In Guangzhou befindet sich das Museum auf dem Dach eines Wohnhauses im 19. Stock. 2005 luden Hou Hanru und Hans Ulrich Obrist im Rahmen der 2. Guangzhou Triennial Rem Koolhass ein, den Raum für das Museum zu entwerfen. Die Finanzierung läuft über Times Property, einen der größten chinesischen Immobilienentwickler. Dass Museen von der Immobilienbranche gesponsert und zur Stadt- und Kapitalentwicklung genutzt werden, ist in China keine Seltenheit. Auf dem Berliner Immobilienmarkt soll die Gesellschaft keine Interessen haben, wie Chefkuratorin Nikita Yingqian Cai auf Nachfrage sagte, wobei sie ergänzte, dass gegenüber dem Sponsor keinerlei Rechenschaft über das Programm des Kunstraums abzulegen sei. Das Museum konzentriert sich seit seiner Eröffnung 2010 auf einen kritischen Beitrag zur Kulturproduktion in China. 2012 kam HB Station dazu, eine alternative Kunstschule, die von Huang Xiaopeng und Xu Tan mitbegründet wurde, Künstler, die ihre Professorenposten an der Guangzhou Academy of Fine Arts verloren und entlassen wurden.
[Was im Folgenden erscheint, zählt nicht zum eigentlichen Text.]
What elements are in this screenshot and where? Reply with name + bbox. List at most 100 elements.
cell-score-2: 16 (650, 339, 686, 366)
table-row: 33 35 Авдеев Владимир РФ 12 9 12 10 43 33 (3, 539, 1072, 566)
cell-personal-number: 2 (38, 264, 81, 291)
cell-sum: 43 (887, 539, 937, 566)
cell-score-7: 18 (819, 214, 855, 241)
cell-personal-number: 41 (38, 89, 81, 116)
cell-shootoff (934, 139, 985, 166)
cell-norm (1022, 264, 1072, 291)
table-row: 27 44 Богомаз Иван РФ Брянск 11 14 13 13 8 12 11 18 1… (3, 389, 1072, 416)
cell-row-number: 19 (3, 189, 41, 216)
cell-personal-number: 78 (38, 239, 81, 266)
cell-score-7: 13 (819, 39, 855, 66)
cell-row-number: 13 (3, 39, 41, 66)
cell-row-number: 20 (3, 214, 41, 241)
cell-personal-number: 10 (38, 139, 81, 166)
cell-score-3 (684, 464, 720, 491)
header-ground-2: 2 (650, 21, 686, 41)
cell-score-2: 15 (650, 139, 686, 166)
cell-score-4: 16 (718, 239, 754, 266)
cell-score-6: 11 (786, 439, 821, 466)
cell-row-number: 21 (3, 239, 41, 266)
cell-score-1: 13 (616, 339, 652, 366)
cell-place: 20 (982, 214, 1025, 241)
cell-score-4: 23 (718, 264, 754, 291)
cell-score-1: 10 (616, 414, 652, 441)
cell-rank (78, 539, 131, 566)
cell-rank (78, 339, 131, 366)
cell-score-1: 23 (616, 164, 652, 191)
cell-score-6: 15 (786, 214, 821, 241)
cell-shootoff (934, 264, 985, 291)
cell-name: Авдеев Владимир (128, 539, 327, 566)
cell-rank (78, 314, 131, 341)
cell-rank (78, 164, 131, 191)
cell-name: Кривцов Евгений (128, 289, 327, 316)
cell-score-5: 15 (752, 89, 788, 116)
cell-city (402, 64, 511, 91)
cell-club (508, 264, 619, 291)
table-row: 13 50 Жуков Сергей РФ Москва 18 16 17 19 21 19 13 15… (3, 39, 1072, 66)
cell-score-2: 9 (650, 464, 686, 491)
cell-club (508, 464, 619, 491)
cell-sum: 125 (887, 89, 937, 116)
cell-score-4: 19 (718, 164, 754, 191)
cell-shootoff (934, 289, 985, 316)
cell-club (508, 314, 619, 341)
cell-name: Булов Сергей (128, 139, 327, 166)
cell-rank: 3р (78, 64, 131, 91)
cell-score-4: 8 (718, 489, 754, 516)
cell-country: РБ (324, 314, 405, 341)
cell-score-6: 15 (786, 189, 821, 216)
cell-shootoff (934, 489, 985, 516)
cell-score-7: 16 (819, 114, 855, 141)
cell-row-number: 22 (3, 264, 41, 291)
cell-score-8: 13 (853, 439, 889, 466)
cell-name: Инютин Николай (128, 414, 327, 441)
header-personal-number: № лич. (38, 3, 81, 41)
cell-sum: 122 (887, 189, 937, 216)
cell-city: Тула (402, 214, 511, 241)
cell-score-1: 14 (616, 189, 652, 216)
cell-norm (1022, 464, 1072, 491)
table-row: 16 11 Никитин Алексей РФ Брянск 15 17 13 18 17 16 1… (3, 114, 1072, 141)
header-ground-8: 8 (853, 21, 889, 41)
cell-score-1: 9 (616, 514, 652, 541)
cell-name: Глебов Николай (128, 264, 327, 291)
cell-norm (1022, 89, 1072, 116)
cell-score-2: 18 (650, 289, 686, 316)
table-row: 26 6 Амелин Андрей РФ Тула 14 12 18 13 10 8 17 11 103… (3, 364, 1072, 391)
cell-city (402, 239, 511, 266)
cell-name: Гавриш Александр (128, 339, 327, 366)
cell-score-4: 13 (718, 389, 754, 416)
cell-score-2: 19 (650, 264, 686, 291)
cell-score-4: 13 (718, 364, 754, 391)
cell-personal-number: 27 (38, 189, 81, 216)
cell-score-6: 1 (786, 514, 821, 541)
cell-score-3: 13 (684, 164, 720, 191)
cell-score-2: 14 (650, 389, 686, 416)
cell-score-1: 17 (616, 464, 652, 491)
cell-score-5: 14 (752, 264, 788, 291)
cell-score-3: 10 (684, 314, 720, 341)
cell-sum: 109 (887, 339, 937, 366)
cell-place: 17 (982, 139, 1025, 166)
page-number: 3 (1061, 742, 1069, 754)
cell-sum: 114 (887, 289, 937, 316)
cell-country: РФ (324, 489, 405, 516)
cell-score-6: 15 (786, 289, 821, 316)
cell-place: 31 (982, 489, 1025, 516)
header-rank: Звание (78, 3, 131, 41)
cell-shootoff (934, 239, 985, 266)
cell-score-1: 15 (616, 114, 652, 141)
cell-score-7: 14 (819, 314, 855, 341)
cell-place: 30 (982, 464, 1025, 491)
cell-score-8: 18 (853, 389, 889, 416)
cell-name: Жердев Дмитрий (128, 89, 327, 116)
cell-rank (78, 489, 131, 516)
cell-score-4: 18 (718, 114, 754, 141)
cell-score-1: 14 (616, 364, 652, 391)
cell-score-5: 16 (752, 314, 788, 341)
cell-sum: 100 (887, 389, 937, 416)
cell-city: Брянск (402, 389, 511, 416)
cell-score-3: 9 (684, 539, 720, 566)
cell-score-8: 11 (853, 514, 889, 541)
Wie frei ein Museum in China wirklich operieren kann, ist allerdings auch von anderen Faktoren abhängig, schließlich ist Zensur immer wieder ein gravierendes Thema. Nur zwei Tage vor der Eröffnung des TACB ging die Nachricht um die Welt, dass der bekannte Fotograf Lu ­Guang in China verschwunden und festgenommen worden sei – er gilt als das fotografische Gewissen des Landes.

Die dreiteilige Eröffnungsausstellung wird von Hou Hanru, Direktor des MAXXI in Rom, und Xi Bei, der künstlerischen Leiterin des TACB, kuratiert. Sie zeigen sehenswerte Videokunst aus dem Perlflussdelta, wo seit Mitte der 1980er Jahre mit Video experimentiert wurde. Interessant sind vor allem auch historische Werke, etwa von Ellen Pau, die Videotage mitbegründete, Hongkongs ältester Ort für Videokunst, oder von Mitgliedern der Big Tail Elephant Group, bedeutende Akteure der Kunstszene in Guangzhou.

Chen Shaoxiongs gefilmte Tuschemalereien drücken ein Entfremdungsgefühl gegenüber der drastischen Stadtentwicklung aus. Liang Juhui spielte 1996 eine Stunde lang im fahrenden Aufzugskorb einer Hochhausbaustelle ein Videospiel. Im selben Jahr bewegte Lin Yilin eine Ziegelmauer mit Namen von Politikern und Regierungsabteilungen durch eine Überführung in Hongkong, als Anspielung auf die bevorstehende Übergabe an die Volksrepublik China, in San Francisco (2011) rollt er sich über den Asphalt und blockierte den Verkehr.

Eine Aneignung des urbanen Raums nehmen auch Cao Feis Cosplayer vor, die kostümiert ihre surreale Videospielwelt in die reale Welt übertragen. Cao, die in Düsseldorf gerade eine große Einzelausstellung hat, ist auch hierzulande als Pionierin ihrer Künstlergeneration bekannt. Ein rares Phänomen ist Chen Tongs 1997 gegründetes Libreria Borges Institute for Contemporary Art, ein Buchladen, spezialisiert auf Übersetzungen des Nouveau Roman und französischer Philosophen, der auch als Ausstellungsort dient. In „Seeing without Using Eyes“ (2015) spielt Chen einen Einbrecher in der Libreria Borges, der beim Herumschnüffeln die selbstgeschaffene institutionelle Praxis beleuchtet.